Texting Santa! Wealth managers reveal their technology wish lists for 2026

Texting Santa! Wealth managers reveal their technology wish lists for 2026
Jonny Jonson, Alison Burkett, Christine Connors
Financial advisors say AI tools will be on their shopping lists for the coming year. They also discuss which technologies might not make the cut.
DEC 01, 2025

Tis the season when wealth management firms make their wish lists for tools, platforms and technologies for the coming year.

So what do the folks running the back office most want under their server trees this Christmas?

Here’s a hint: Santa better pack a whole lot of AI goodies in his bag along with those AA batteries.

Alison Burkett, senior partner and head of enterprise development at Snowden Lane Partners, for one, says AI notetakers have been the most effective tool in 2025 and will continue to be in 2026. In her view, they are easy to use, quick to implement, and immediately impactful. It is the easiest way to both give back time in the advisor’s day and directly improve the client experience, according to Burkett.

In 2026, she anticipates that note taking tools such as JUMP, Zocks, and Finmate will expand their services at a rapid pace to support logical next steps in post meeting actions, rather than just operating as a tool to support client meetings. In fact, she’s already seen signs of this taking shape with features like Zocks Form Fill and Jump’s Ask Anything feature.

“We view technology not as a siloed, standalone expense line, but as something that is really integrated across all expenses on our platform. Technology is key to all areas of our business – supporting not just our advisor and client experience, but our overall employee experience, with investments in improved tech within our accounting, HR, and compliance teams,” Burkett said.

Elsewhere, Jonny Jonson, senior vice president and wealth advisor at Compound Planning, thinks the biggest need in 2026 is for platforms that help advisors coordinate and integrate all of our different tools, so that they are not juggling a dozen systems that don’t talk to each other. AI note-takers, for example, have tons of valuable information, but it’s not connected to the rest of the client’s data, according to Jonson.

“If the notes are connected to all of the clients’ other financial information, they are ten times more valuable. This sort of 'coordination layer' is a big part of what we’re building at Compound,” Jonson said.

In terms of specific tools, he says there are a few players today who are making previously painful client experiences smoother. April Tax is a great example in his opinion, letting him feed in clients' financial data to make tax filing seamless.

Meanwhile, Christine Connors, co-founder & CEO at Verita Strategic Wealth Partners believes the most important technology platform advisors and RIAs will need in 2026 is an AI-driven unified wealth operating system, a single environment that consolidates a client’s entire balance sheet, across both public and private assets, into one clear and dynamic view.

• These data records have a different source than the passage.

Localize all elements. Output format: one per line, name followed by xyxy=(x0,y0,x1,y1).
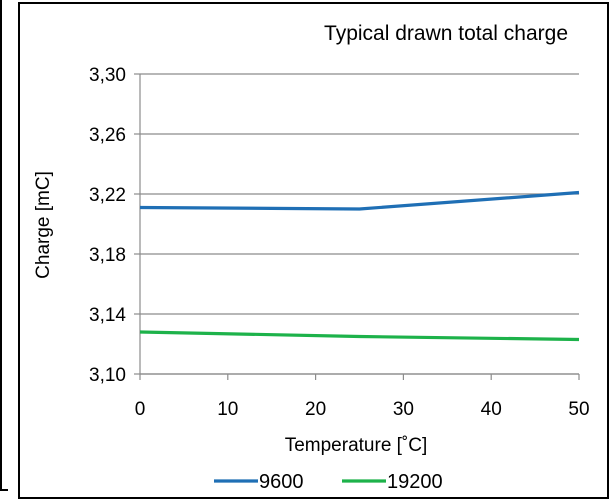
legend: 9600 19200 xyxy=(214,471,443,493)
x-tick-label: 50 xyxy=(568,399,589,420)
x-tick-label: 20 xyxy=(305,399,326,420)
legend-label-19200: 19200 xyxy=(387,471,443,493)
y-tick-labels: 3,10 3,14 3,18 3,22 3,26 3,30 xyxy=(89,65,126,386)
y-tick-label: 3,18 xyxy=(89,245,126,266)
chart-title: Typical drawn total charge xyxy=(324,22,568,45)
series-line-9600 xyxy=(139,190,580,211)
frame-left-corner xyxy=(0,489,8,491)
x-tick-label: 0 xyxy=(135,399,146,420)
y-tick-label: 3,22 xyxy=(89,185,126,206)
y-axis-label: Charge [mC] xyxy=(33,171,54,279)
series-lines xyxy=(139,190,580,342)
chart-frame xyxy=(18,2,609,499)
series-line-19200 xyxy=(139,330,580,342)
x-axis-label: Temperature [˚C] xyxy=(285,435,428,456)
x-tick-label: 30 xyxy=(393,399,414,420)
frame-left-border xyxy=(0,0,2,491)
y-tick-label: 3,10 xyxy=(89,365,126,386)
y-tick-label: 3,30 xyxy=(89,65,126,86)
gridlines xyxy=(134,73,580,380)
x-tick-label: 40 xyxy=(481,399,502,420)
y-tick-label: 3,14 xyxy=(89,305,126,326)
y-tick-label: 3,26 xyxy=(89,125,126,146)
x-tick-labels: 0 10 20 30 40 50 xyxy=(135,399,590,420)
legend-label-9600: 9600 xyxy=(259,471,304,493)
x-tick-label: 10 xyxy=(217,399,238,420)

“Clients increasingly expect simplicity and transparency. They want real-time visibility into everything from legacy private investments and tax documents to liquidity schedules and cash flow projections. This shift away from fragmented, system-by-system reporting creates stronger demand for platforms that can unify data and provide meaningful, actionable analysis,” Connors said.

She adds that advisors are equally motivated, noting that managing disconnected systems requires manual work, leads to operational inefficiencies, and limits scale.

“In 2026, the platform that will matter most is the one capable of serving as the advisor’s and client’s single source of truth, powered by AI to automate tasks, normalize data, and free up advisors to deliver higher-value guidance,” Connors said.

And out with the old (maybe)

As for which tech might be headed for obsolescence in 2026 and beyond, Burkett believes there could be a consolidation of a few technologies that previously needed to be separate to be best-in-breed, but with AI, could likely be very competitive in that space.

“Will AI notetakers become the new CRM, or will CRM tools subsume AI notetakers? We view this as a likely example where two tools that are currently considered separate could quickly merge into one,” Burkett said.

Compound’s Jonson feels the tools most at risk are the standalone, single-purpose platforms that don’t integrate cleanly with the rest of an advisor’s workflow. As AI systems become the connective layer across planning, investments, tax, and communication, anything that requires manual data entry or constant toggling is going to fade out, according to Jonson.

“Advisors won’t keep using tools that slow them down or can’t ‘talk’ to the systems that matter,” Jonson said.

Finally, Verita’s Connors points out several categories of technology that are at risk of becoming obsolete thanks to the AI revolution including, siloed reporting platforms, outsourced data entry, and traditional CRMs that simply store information instead of proactively organizing, analyzing, and surfacing insights through AI.

She also sees at risk legacy financial planning models with rigid assumptions that don’t easily incorporate private investment cash-flow dynamics or real-time updates, and standalone deal-flow systems that operate outside of the client’s broader portfolio context.

“As AI continues to reshape the advisory landscape, the solutions that will endure are those that bring clarity, connection, and automation to the full wealth ecosystem – ultimately improving both the client experience and the advisor’s ability to scale,” Connors said.